This week California’s attorney general, Xavier Becerra, published draft guidance for enforcing the state’s landmark privacy legislation.
The draft text of the regulations under the California Consumer Privacy Act (CCPA) will undergo a public consultation period, including a number of public hearings, with submissions open until December 6 this year.
The CCPA itself will take effect in the state on January 1, with a further six months’ grace period before enforcement of the law begins.
“The proposed regulations are intended to operationalize the CCPA and provide practical guidance to consumers and businesses subject to the law,” writes the State of California’s Department of Justice in a press release announcing the draft text. “The regulations would address some of the open issues raised by the CCPA and would be subject to enforcement by the Department of Justice with remedies provided under the law.”

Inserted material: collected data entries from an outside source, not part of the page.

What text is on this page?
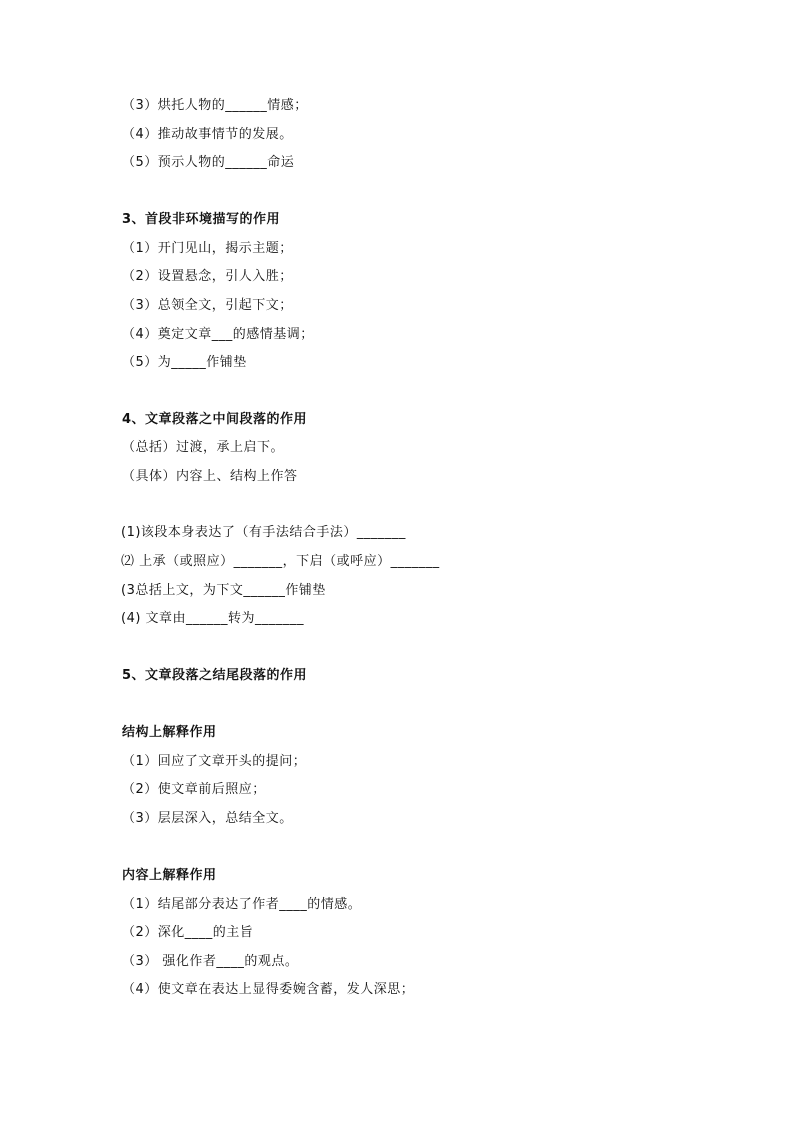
（3）烘托人物的______情感；
（4）推动故事情节的发展。
（5）预示人物的______命运
3、首段非环境描写的作用
（1）开门见山，揭示主题；
（2）设置悬念，引人入胜；
（3）总领全文，引起下文；
（4）奠定文章___的感情基调；
（5）为_____作铺垫
4、文章段落之中间段落的作用
（总括）过渡，承上启下。
（具体）内容上、结构上作答
(1)该段本身表达了（有手法结合手法）_______
⑵ 上承（或照应）_______，下启（或呼应）_______
(3总括上文，为下文______作铺垫
(4) 文章由______转为_______
5、文章段落之结尾段落的作用
结构上解释作用
（1）回应了文章开头的提问；
（2）使文章前后照应；
（3）层层深入，总结全文。
内容上解释作用
（1）结尾部分表达了作者____的情感。
（2）深化____的主旨
（3） 强化作者____的观点。
（4）使文章在表达上显得委婉含蓄，发人深思；
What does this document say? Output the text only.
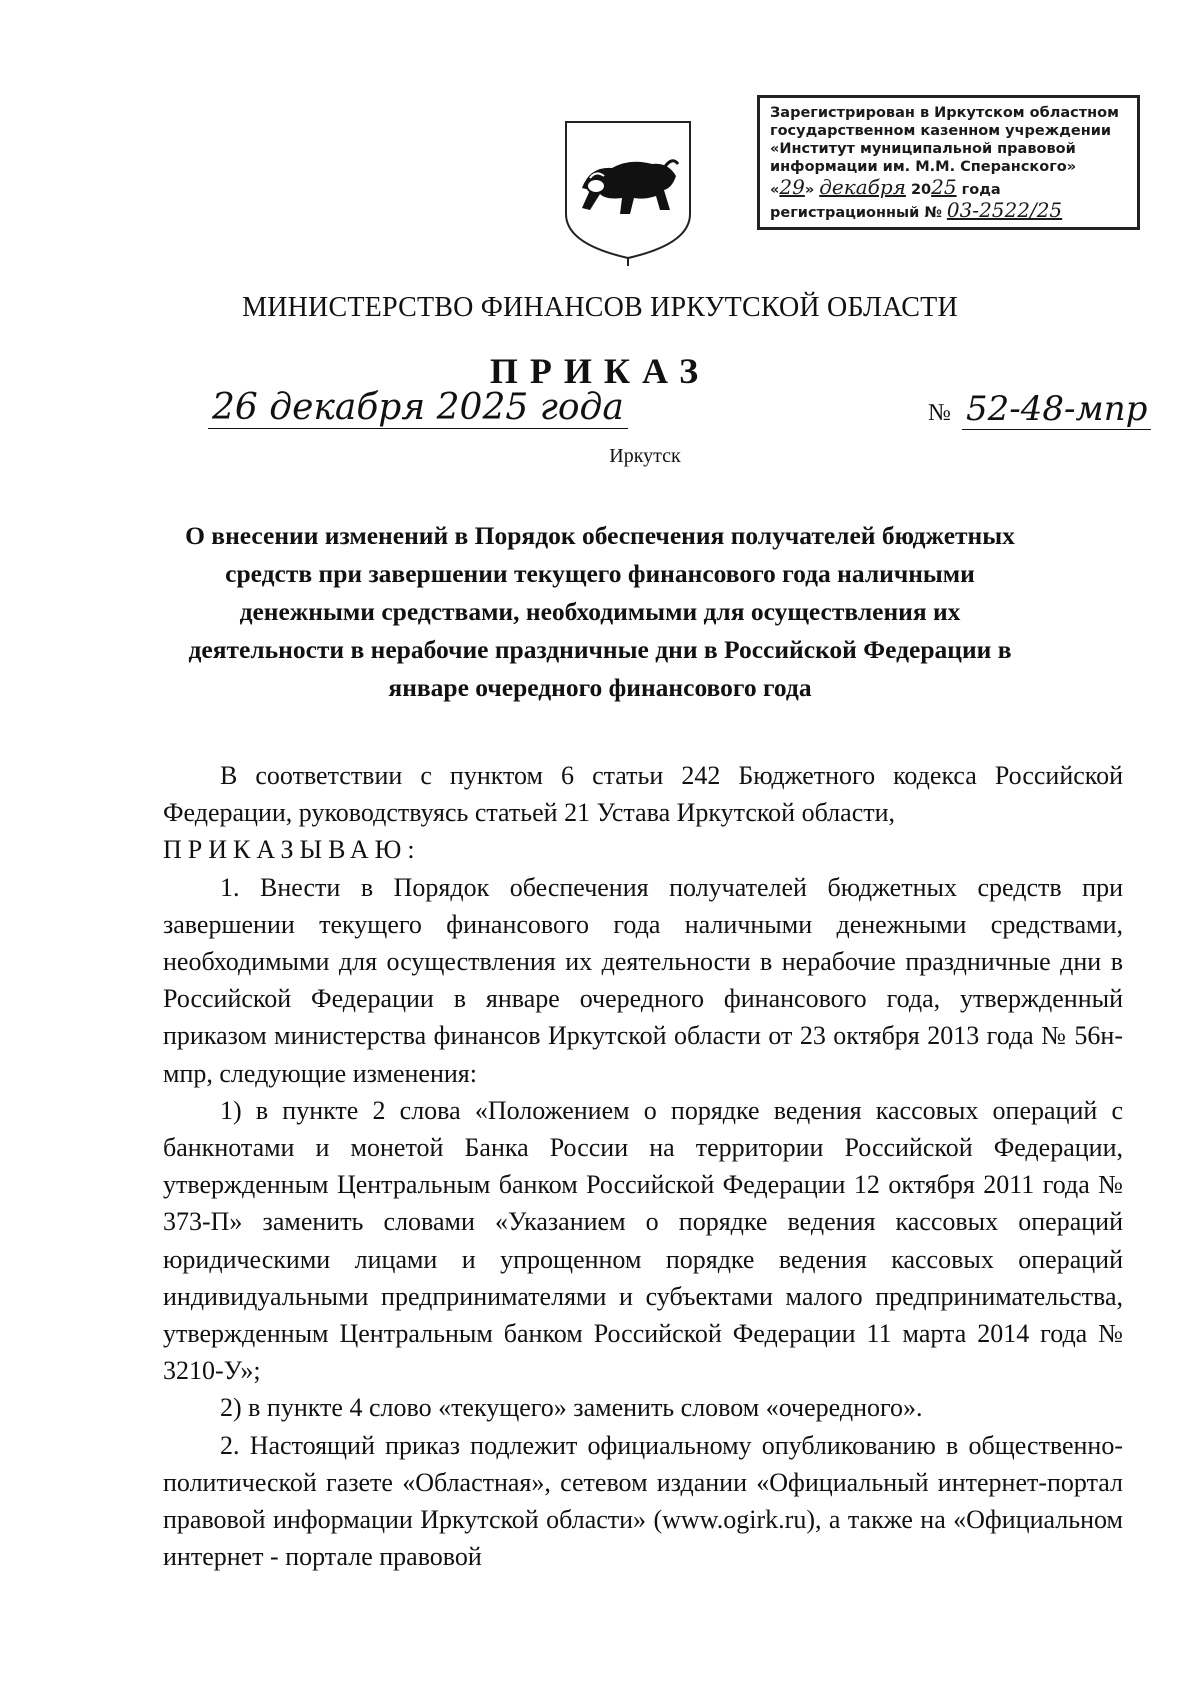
Зарегистрирован в Иркутском областном
государственном казенном учреждении
«Институт муниципальной правовой
информации им. М.М. Сперанского»
«29» декабря 2025 года
регистрационный № 03-2522/25
МИНИСТЕРСТВО ФИНАНСОВ ИРКУТСКОЙ ОБЛАСТИ
ПРИКАЗ
26 декабря 2025 года	№ 52-48-мпр
Иркутск
О внесении изменений в Порядок обеспечения получателей бюджетных средств при завершении текущего финансового года наличными денежными средствами, необходимыми для осуществления их деятельности в нерабочие праздничные дни в Российской Федерации в январе очередного финансового года

В соответствии с пунктом 6 статьи 242 Бюджетного кодекса Российской Федерации, руководствуясь статьей 21 Устава Иркутской области,

ПРИКАЗЫВАЮ:

1. Внести в Порядок обеспечения получателей бюджетных средств при завершении текущего финансового года наличными денежными средствами, необходимыми для осуществления их деятельности в нерабочие праздничные дни в Российской Федерации в январе очередного финансового года, утвержденный приказом министерства финансов Иркутской области от 23 октября 2013 года № 56н-мпр, следующие изменения:

1) в пункте 2 слова «Положением о порядке ведения кассовых операций с банкнотами и монетой Банка России на территории Российской Федерации, утвержденным Центральным банком Российской Федерации 12 октября 2011 года № 373-П» заменить словами «Указанием о порядке ведения кассовых операций юридическими лицами и упрощенном порядке ведения кассовых операций индивидуальными предпринимателями и субъектами малого предпринимательства, утвержденным Центральным банком Российской Федерации 11 марта 2014 года № 3210-У»;

2) в пункте 4 слово «текущего» заменить словом «очередного».

2. Настоящий приказ подлежит официальному опубликованию в общественно-политической газете «Областная», сетевом издании «Официальный интернет-портал правовой информации Иркутской области» (www.ogirk.ru), а также на «Официальном интернет - портале правовой
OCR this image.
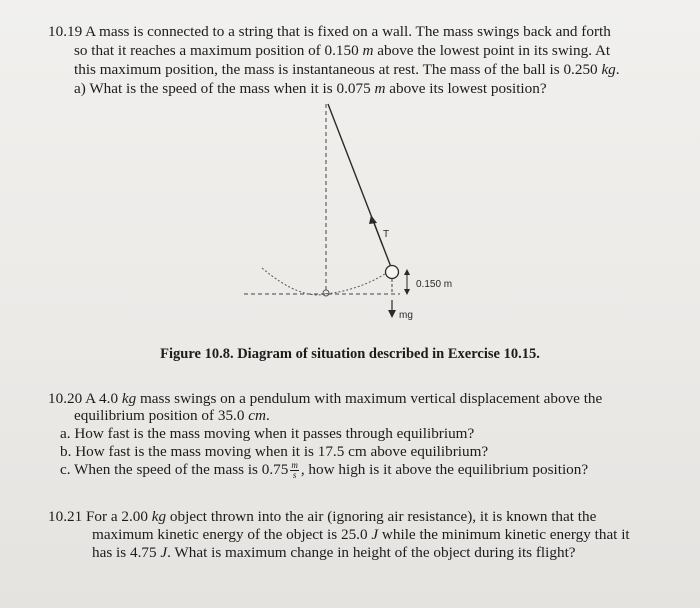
10.19 A mass is connected to a string that is fixed on a wall. The mass swings back and forth
so that it reaches a maximum position of 0.150 m above the lowest point in its swing. At
this maximum position, the mass is instantaneous at rest. The mass of the ball is 0.250 kg.
a) What is the speed of the mass when it is 0.075 m above its lowest position?
T
0.150 m
mg
Figure 10.8. Diagram of situation described in Exercise 10.15.
10.20 A 4.0 kg mass swings on a pendulum with maximum vertical displacement above the
equilibrium position of 35.0 cm.
a. How fast is the mass moving when it passes through equilibrium?
b. How fast is the mass moving when it is 17.5 cm above equilibrium?
c. When the speed of the mass is $0.75 \frac{m}{s}$ , how high is it above the equilibrium position?
10.21 For a 2.00 kg object thrown into the air (ignoring air resistance), it is known that the
maximum kinetic energy of the object is 25.0 J while the minimum kinetic energy that it
has is 4.75 J. What is maximum change in height of the object during its flight?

Translation: Here’s the extra detail we think is needed to make the law work.
The CCPA was signed into law in June 2018 — enshrining protections for a sub-set of US citizens against their data being collected and sold without their knowledge.
The law requires businesses over a certain user and/or revenue threshold to disclose what personal data they collect; the purposes they intend to use the data for; and any third parties it will be shared with; as well as requiring that they provide a discrimination-free opt-out to personal data being sold or shared.
Businesses must also comply with consumer requests for their data to be deleted.